Cientistas, jornalistas, professores, filósofos, advogados, sociólogos, psicólogos também suam no colarinho da camisa como o metalúrgico na gola do macacão. E convenhamos, todos ganham muito mal no país da estabilidade monetária. Ao contrário do metalúrgico, os outros trabalham em casa, à noite, no final de semana, nas férias. Entre todos, considerando as necessidades imediatas de planejamento e prazos rígidos, o professor é o que mais trabalha fora do período regulamentar. Tanto é verdade que na rede pública de ensino há muito está consagrada a remuneração da hora-atividade. Apesar disso, embora haja o reconhecimento das horas consumidas na preparação de aulas e correção de provas, na esfera da educação particular, as instituições resistem em pagar o magistério pelas atividades extraclasse. É disso que a reportagem de Extra Classe desta edição trata, revelando um flagrante no cotidiano do professor e suas múltiplas tarefas para garantir o desempenho dos estudantes. Talvez os patrões imaginem que para o professor basta a reverência positivista. Engano, há muito esta categoria se reconhece como trabalhador. E mais do que isso, trabalhador e cidadão.

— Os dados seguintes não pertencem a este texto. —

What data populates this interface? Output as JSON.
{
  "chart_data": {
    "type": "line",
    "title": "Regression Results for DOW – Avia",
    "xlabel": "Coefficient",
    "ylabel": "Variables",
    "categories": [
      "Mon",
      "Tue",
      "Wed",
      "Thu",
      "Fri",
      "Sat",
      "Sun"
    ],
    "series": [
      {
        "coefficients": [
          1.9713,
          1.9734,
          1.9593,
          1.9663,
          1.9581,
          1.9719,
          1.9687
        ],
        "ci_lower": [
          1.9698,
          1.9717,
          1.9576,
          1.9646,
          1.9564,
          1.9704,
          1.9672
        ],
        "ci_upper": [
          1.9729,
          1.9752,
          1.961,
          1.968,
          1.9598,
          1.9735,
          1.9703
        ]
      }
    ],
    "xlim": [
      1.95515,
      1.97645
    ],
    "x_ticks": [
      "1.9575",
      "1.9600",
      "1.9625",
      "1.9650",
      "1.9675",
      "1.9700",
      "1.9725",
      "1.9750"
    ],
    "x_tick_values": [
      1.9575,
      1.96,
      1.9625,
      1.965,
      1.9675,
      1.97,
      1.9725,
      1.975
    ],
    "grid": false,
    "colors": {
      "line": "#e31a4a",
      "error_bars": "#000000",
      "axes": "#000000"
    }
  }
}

O caso dos professores faz pensar nas contradições que encerram, digamos assim, a cultura contemporânea do trabalho. Na verdade, essas contradições não são contraditórias com um modelo de sociedade que pode e tende a reduzir qualquer valor humano à mercadoria numa dimensão jamais imaginada.
Nunca se falou tanto no valor do conhecimento e nunca se pagou tão mal por ele. Talvez porque a retórica neoliberal não tenha avisado que na catilinária da qualificação profissional e da qualidade total não cabem todos, simplesmente porque o mercado exclui a maioria. Ou, dito de maneira diferente, o conhecimento só é remunerado sem mesquinharia quando pode ser mais facilmente instrumentalizado para o lucro essencialmente privado. Se você tem alguma dúvida, pergunte a um publicitário quanto custa uma boa idéia para vender no varejo.